Elle redressa vivement la tête.

— Vous êtes injuste à mon égard, répondit-elle avec une animation fébrile ; injuste et méchant. Pourquoi désirerais-je votre éloignement, moi ? Jamais vous ne m’avez fait de mal ; au contraire, toujours je vous ai trouvé prêt à me défendre ; aujourd’hui même encore, vous n’avez pas hésité à me soustraire aux mauvais traitements des misérables qui m’insultaient.

— Ah ! vous en convenez ?

— Pourquoi n’en conviendrais-je pas, puisque c’est vrai ? Me croyez-vous donc ingrate ?

— Non, Carmela ; seulement vous êtes femme, fit-il avec amertume.

— Je ne comprends pas ce que vous voulez dire, je ne veux pas le comprendre. Seule ici, quand mon père, ou Quoniam, ou tout autre vous accuse, je prends votre défense. Est-ce ma faute, à moi, si, par votre caractère et la vie mystérieuse que vous menez, vous vous êtes mis en dehors de l’existence commune ? Suis-je responsable du silence que vous vous obstinez à garder sur tout ce qui vous touche personnellement ? Vous connaissez mon père, vous savez combien il est bon, franc et brave ; bien des fois il a cherché par des voies détournées à vous amener à une explication loyale, toujours vous avez repoussé ses avances. Ne vous en prenez donc qu’à vous-même de l’isolement général dans lequel on vous laisse, et de la solitude qui se fait autour de vous, et n’adressez pas de reproches à la seule personne qui jusqu’à présent a osé vous soutenir envers et contre tous.

— C’est vrai, répondit-il avec amertume, je suis un fou, je reconnais mes torts envers vous, Carmela, car vous dites bien : parmi tout ce monde, vous seule avez été constamment bonne et compatissante pour le reprouvé, pour celui que poursuit la haine générale.

— Haine aussi stupide qu’injuste.

— Et que vous ne partagez point, n’est-ce pas ? s’écria-t-il vivement.

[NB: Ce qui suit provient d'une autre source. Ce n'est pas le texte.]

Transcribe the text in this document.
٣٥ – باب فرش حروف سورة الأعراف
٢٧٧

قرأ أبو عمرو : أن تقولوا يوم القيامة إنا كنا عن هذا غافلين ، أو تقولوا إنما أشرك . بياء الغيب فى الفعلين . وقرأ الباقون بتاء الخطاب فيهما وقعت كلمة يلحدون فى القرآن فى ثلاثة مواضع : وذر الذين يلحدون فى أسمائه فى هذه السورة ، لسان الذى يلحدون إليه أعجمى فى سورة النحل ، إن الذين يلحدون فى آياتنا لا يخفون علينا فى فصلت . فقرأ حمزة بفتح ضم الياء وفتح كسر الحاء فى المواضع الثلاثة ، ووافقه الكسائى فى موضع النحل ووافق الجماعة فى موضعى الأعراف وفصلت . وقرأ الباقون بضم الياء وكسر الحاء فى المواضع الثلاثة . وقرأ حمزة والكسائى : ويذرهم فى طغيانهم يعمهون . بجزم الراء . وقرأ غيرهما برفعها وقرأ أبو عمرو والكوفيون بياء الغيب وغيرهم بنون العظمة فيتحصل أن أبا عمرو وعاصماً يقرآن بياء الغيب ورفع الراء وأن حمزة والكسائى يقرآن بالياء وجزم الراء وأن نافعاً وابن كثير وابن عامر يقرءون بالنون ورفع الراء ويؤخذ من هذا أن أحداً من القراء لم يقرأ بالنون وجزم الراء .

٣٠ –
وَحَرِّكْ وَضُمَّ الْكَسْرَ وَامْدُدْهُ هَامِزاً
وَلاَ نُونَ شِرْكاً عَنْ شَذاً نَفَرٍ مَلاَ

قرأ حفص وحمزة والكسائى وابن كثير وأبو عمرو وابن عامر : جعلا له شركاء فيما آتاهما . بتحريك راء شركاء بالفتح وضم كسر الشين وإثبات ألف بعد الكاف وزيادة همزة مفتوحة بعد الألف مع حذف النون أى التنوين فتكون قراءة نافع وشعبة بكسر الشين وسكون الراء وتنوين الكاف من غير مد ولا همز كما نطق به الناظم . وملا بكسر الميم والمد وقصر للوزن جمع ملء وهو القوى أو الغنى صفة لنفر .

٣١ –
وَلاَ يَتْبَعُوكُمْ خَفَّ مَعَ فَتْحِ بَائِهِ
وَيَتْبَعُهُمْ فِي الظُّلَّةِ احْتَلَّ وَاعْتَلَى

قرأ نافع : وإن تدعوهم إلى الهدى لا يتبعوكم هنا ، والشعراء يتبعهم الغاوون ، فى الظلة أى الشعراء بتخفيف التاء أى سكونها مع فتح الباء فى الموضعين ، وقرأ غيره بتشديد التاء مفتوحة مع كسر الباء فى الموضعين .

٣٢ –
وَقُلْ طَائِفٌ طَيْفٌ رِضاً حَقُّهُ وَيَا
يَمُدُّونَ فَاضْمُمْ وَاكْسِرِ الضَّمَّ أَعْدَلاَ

— Non, je ne la partage pas ; seulement je souffre de votre obstination, car, malgré tout ce qu’on raconte de vous, je vous crois bon.

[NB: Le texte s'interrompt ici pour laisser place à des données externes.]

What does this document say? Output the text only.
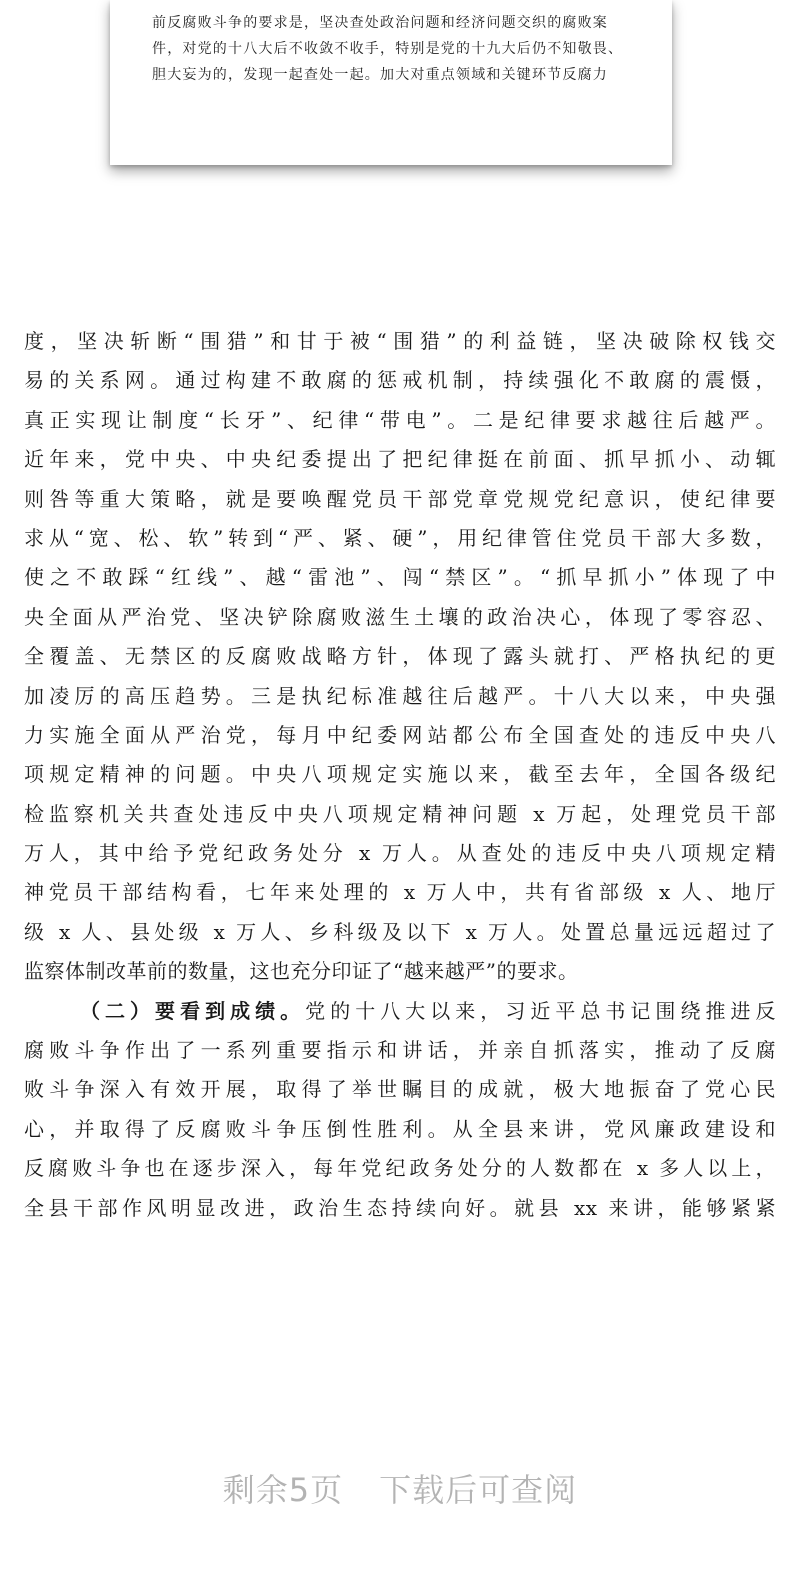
前反腐败斗争的要求是，坚决查处政治问题和经济问题交织的腐败案
件，对党的十八大后不收敛不收手，特别是党的十九大后仍不知敬畏、
胆大妄为的，发现一起查处一起。加大对重点领域和关键环节反腐力
度，坚决斩断“围猎”和甘于被“围猎”的利益链，坚决破除权钱交
易的关系网。通过构建不敢腐的惩戒机制，持续强化不敢腐的震慑，
真正实现让制度“长牙”、纪律“带电”。二是纪律要求越往后越严。
近年来，党中央、中央纪委提出了把纪律挺在前面、抓早抓小、动辄
则咎等重大策略，就是要唤醒党员干部党章党规党纪意识，使纪律要
求从“宽、松、软”转到“严、紧、硬”，用纪律管住党员干部大多数，
使之不敢踩“红线”、越“雷池”、闯“禁区”。“抓早抓小”体现了中
央全面从严治党、坚决铲除腐败滋生土壤的政治决心，体现了零容忍、
全覆盖、无禁区的反腐败战略方针，体现了露头就打、严格执纪的更
加凌厉的高压趋势。三是执纪标准越往后越严。十八大以来，中央强
力实施全面从严治党，每月中纪委网站都公布全国查处的违反中央八
项规定精神的问题。中央八项规定实施以来，截至去年，全国各级纪
检监察机关共查处违反中央八项规定精神问题 x 万起，处理党员干部
万人，其中给予党纪政务处分 x 万人。从查处的违反中央八项规定精
神党员干部结构看，七年来处理的 x 万人中，共有省部级 x 人、地厅
级 x 人、县处级 x 万人、乡科级及以下 x 万人。处置总量远远超过了
监察体制改革前的数量，这也充分印证了“越来越严”的要求。
（二）要看到成绩。党的十八大以来，习近平总书记围绕推进反
腐败斗争作出了一系列重要指示和讲话，并亲自抓落实，推动了反腐
败斗争深入有效开展，取得了举世瞩目的成就，极大地振奋了党心民
心，并取得了反腐败斗争压倒性胜利。从全县来讲，党风廉政建设和
反腐败斗争也在逐步深入，每年党纪政务处分的人数都在 x 多人以上，
全县干部作风明显改进，政治生态持续向好。就县 xx 来讲，能够紧紧
剩余5页 下载后可查阅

— Merci, Carmela ; je voudrais pouvoir prouver immédiatement que vous avez raison et donner un démenti à ceux qui m’insultent lâchement par derrière, et tremblent lorsque je me dresse devant eux ; malheureusement cela est impossible quant à présent ; mais un jour viendra, je l’espère, où il me sera permis de me faire connaître pour ce que je suis réellement, et de quitter le masque qui me pèse, et alors…

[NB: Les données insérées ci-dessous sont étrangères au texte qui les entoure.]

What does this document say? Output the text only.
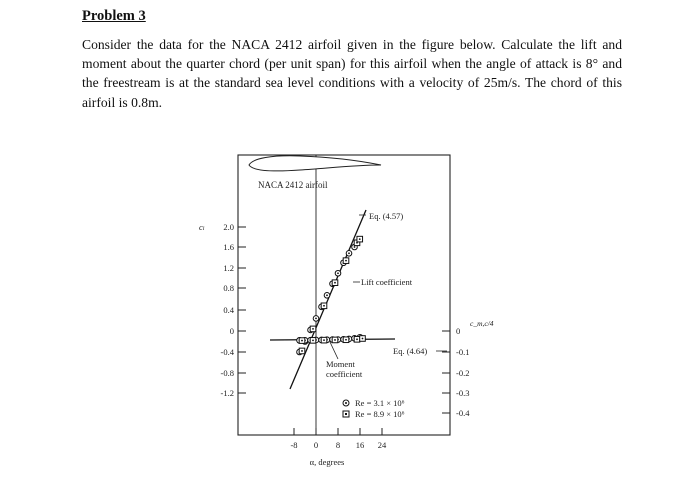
Problem 3
Consider the data for the NACA 2412 airfoil given in the figure below. Calculate the lift and moment about the quarter chord (per unit span) for this airfoil when the angle of attack is 8° and the freestream is at the standard sea level conditions with a velocity of 25m/s. The chord of this airfoil is 0.8m.
NACA 2412 airfoil
2.0
1.6
1.2
0.8
0.4
0
-0.4
-0.8
-1.2
cₗ
0
-0.1
-0.2
-0.3
-0.4
c_m,c/4
-8 0 8 16 24
α, degrees
Eq. (4.57)
Lift coefficient
Eq. (4.64)
Moment
coefficient
Re = 3.1 × 10⁶
Re = 8.9 × 10⁶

— Alors ? lui demanda-t-elle en voyant qu’il s’arrêtait.

Il hésita un instant.

— Alors, dit-il d’une voix étranglée, j’aurai une question à vous faire et une demande à vous adresser.

La jeune fille rougit légèrement, mais se remettant aussitôt :

— Vous me trouverez prête à répondre à toutes les deux, murmura-t-elle d’une voix basse et inarticulée.

— Bien vrai ? s’écria-t-il avec joie.

— Je vous le jure.

Un éclair de bonheur illumina, comme un rayon de soleil, la physionomie du jeune homme.

— Bien ! Carmela, dit-il avec un accent profond ; quand le moment sera venu, je vous rappellerai votre promesse.

Elle baissa la tête en faisant un signe muet d’assentiment.

Il y eut un instant de silence. La jeune fille vaquait aux soins du ménage avec cette légèreté et cette prestesse d’oiseau particulière aux femmes ; le Jaguar marchait de long en large dans la salle, d’un air préoccupé ; au bout de quelques instants il s’approcha de la porte et regarda au dehors.

— Il faut que je parte, dit-il.

Elle lui jeta un regard scrutateur.

— Ah ! fit-elle.

— Oui, soyez donc assez bonne pour ordonner à Lanzi de me préparer Santiago ; peut-être si je le lui disais moi-même ne le ferait-il qu’à contre-cœur ; j’ai cru voir que je n’étais plus dans ses bonnes grâces.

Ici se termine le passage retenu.